Аннета поцеловала его. (И то пожива!) В душе она жалела зятя, но не показывала виду, чтобы не расстраивать его… «Что ж! Раз это неизбежно!..» И его неуверенный взгляд прочел в дружеском взгляде старшей сестры лишь непреклонное:
«Так надо».
Стена. И один только путь – вперед.
Он уехал.
Дом, сверху донизу, подобно улью, выбрасывал свой рой. Дань принесли все соты. Каждой семье пришлось расстаться со своими мужчинами.
Наверху, в мансардах, – двое рабочих, отцы семейств. На шестом – сын вдовы, тридцатипятилетний холостяк. Против квартиры Аннеты – молодой, недавно женившийся банковский служащий. Этажом ниже – двое сыновей судьи. Еще ниже – единственный сын профессораправоведа. В самом низу – сын угольщика, он же владелец винного погребка. Всего восемь воинов, не по собственной воле вступивших на этот путь; но их не спрашивали; в наше время государство избавляет свободных граждан от труда действовать по собственной воле. А они и рады; еще одну заботу с плеч долой.

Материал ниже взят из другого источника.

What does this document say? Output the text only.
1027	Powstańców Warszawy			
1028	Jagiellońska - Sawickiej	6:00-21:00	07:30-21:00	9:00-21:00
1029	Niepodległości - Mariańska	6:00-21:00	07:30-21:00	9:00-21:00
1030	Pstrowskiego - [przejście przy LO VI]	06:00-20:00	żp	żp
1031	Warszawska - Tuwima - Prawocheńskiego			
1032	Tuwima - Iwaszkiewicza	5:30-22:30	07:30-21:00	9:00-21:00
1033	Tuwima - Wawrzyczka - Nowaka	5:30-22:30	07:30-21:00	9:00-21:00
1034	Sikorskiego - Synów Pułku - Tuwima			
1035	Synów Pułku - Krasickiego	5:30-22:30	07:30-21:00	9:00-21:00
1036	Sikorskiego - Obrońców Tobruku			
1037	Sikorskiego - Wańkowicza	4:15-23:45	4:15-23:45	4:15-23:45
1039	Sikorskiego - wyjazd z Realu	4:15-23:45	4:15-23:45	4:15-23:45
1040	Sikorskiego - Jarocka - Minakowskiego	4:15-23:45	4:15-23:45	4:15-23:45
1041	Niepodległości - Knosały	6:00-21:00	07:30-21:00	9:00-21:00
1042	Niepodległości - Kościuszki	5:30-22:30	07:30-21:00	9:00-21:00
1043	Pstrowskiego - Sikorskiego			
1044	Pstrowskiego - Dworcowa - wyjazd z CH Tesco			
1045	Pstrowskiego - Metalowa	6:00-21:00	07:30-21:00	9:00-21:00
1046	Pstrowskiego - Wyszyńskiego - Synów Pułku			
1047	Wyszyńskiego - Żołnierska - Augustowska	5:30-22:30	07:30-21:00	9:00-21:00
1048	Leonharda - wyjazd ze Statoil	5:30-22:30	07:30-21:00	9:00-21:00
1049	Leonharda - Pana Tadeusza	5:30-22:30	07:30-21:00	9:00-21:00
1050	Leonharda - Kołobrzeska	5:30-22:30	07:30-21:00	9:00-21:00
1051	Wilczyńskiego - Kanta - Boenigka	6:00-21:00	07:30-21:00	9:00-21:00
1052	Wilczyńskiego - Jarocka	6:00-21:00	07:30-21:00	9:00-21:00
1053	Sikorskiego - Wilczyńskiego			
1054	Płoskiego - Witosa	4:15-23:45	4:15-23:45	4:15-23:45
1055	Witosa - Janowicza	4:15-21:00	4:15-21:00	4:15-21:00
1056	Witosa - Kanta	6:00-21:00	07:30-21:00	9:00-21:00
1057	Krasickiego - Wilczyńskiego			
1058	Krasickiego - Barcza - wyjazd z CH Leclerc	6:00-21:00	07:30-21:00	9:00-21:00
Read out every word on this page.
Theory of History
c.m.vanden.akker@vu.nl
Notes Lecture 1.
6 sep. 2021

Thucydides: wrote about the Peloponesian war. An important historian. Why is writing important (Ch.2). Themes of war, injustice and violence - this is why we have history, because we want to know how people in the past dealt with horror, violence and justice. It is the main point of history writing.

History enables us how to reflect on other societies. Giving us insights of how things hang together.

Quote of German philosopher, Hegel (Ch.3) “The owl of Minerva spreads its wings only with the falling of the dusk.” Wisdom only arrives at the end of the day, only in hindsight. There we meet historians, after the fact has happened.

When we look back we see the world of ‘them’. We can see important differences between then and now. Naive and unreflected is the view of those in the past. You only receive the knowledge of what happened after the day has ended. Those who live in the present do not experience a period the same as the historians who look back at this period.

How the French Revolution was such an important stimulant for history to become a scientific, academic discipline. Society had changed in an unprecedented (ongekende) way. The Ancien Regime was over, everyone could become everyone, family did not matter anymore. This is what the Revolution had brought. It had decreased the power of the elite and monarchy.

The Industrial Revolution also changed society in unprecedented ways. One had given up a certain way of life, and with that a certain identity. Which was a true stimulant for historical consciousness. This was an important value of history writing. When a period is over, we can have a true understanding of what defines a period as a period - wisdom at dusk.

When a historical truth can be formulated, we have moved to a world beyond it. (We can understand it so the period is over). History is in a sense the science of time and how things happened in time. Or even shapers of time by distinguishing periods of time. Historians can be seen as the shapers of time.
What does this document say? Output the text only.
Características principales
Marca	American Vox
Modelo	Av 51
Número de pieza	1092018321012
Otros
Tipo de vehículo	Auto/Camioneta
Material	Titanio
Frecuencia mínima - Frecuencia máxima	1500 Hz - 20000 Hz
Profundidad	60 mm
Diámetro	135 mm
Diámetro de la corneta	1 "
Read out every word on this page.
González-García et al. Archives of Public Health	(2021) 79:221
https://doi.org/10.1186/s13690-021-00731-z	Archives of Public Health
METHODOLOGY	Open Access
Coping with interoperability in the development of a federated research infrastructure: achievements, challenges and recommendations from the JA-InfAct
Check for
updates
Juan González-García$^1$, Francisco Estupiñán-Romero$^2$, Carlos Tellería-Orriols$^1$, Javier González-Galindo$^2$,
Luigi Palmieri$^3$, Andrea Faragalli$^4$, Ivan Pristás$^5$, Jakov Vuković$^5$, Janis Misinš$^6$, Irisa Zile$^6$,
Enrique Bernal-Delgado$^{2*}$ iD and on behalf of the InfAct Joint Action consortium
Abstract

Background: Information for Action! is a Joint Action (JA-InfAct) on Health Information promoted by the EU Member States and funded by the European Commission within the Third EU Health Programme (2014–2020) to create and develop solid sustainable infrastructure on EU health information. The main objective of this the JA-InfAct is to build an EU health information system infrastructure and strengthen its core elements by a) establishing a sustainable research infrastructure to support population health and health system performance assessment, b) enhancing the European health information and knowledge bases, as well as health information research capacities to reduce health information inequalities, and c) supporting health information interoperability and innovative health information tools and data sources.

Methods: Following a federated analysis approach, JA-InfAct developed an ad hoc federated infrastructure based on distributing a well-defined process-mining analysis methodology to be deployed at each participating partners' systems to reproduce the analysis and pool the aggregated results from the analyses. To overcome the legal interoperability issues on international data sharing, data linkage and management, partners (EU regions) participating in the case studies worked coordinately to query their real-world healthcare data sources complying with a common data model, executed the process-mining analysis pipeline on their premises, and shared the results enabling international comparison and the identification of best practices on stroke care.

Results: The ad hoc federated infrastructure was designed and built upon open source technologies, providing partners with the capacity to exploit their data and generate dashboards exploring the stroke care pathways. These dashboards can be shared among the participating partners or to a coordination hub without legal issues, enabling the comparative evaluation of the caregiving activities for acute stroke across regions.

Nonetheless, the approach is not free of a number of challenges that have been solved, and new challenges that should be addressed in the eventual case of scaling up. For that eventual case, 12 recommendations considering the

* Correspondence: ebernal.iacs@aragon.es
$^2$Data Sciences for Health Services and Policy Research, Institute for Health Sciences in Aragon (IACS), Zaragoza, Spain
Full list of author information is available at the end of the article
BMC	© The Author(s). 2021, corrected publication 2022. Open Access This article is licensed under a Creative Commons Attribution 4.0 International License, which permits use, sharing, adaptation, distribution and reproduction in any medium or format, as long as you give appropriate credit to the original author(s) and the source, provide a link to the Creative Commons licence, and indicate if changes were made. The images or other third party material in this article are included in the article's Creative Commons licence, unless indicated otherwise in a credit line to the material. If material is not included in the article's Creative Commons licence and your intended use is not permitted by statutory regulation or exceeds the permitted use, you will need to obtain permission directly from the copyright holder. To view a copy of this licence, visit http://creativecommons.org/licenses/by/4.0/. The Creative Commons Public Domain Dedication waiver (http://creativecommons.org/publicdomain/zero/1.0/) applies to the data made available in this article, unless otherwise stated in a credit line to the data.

Весь дом, сверху донизу, приемлет совершившееся. За одним никем не замеченным исключением: это юная г-жа Шардонне, соседка Аннеты, только-только вышедшая замуж, особа слишком незначительная, – ей не пристало выражать возмущение. Из остальных очень немногие уясняют себе, по какой причине вся их свобода, их право на жизнь отданы таинственному властелину, который обрекает их на заклание. За исключением одногодвух никто и не пытается разобраться в этом: чтобы покориться, нет необходимости понимать; всем своим воспитанием они приучены заранее соглашаться на все. А уж если тысячи людей согласны подчиниться, то рассуждать не имеет смысла. Остается лишь поглядывать на других и поступать, как другие. Весь механизм души и тела заводится сам собой, без всякого труда…
Боже мой, как легко вести гурт скота на рынок! Приставьте к нему скудоумного пастуха да двух-трех собак. Чем больше животных в стаде, тем легче им управлять: они составляют массу, и отдельные единицы теряются в целом. Народ-тесто, замешанное на крови, которая свертывается. И таковым остается до роковых мгновений великого взрыва, время от времени обновляющего народы и эпохи; тогда замерзшая река разбивает сковывающий ее лед и опустошает страну, ринувшись на нее всей своей расплавленной плотью…
Жильцы дома ничуть не похожи друг на друга. У них все разное: верования, привычки, характер. Эти духовные клеточки, эти семьи, отличаются друг от друга своей химической формулой. Но все одинаково преисполнены покорности.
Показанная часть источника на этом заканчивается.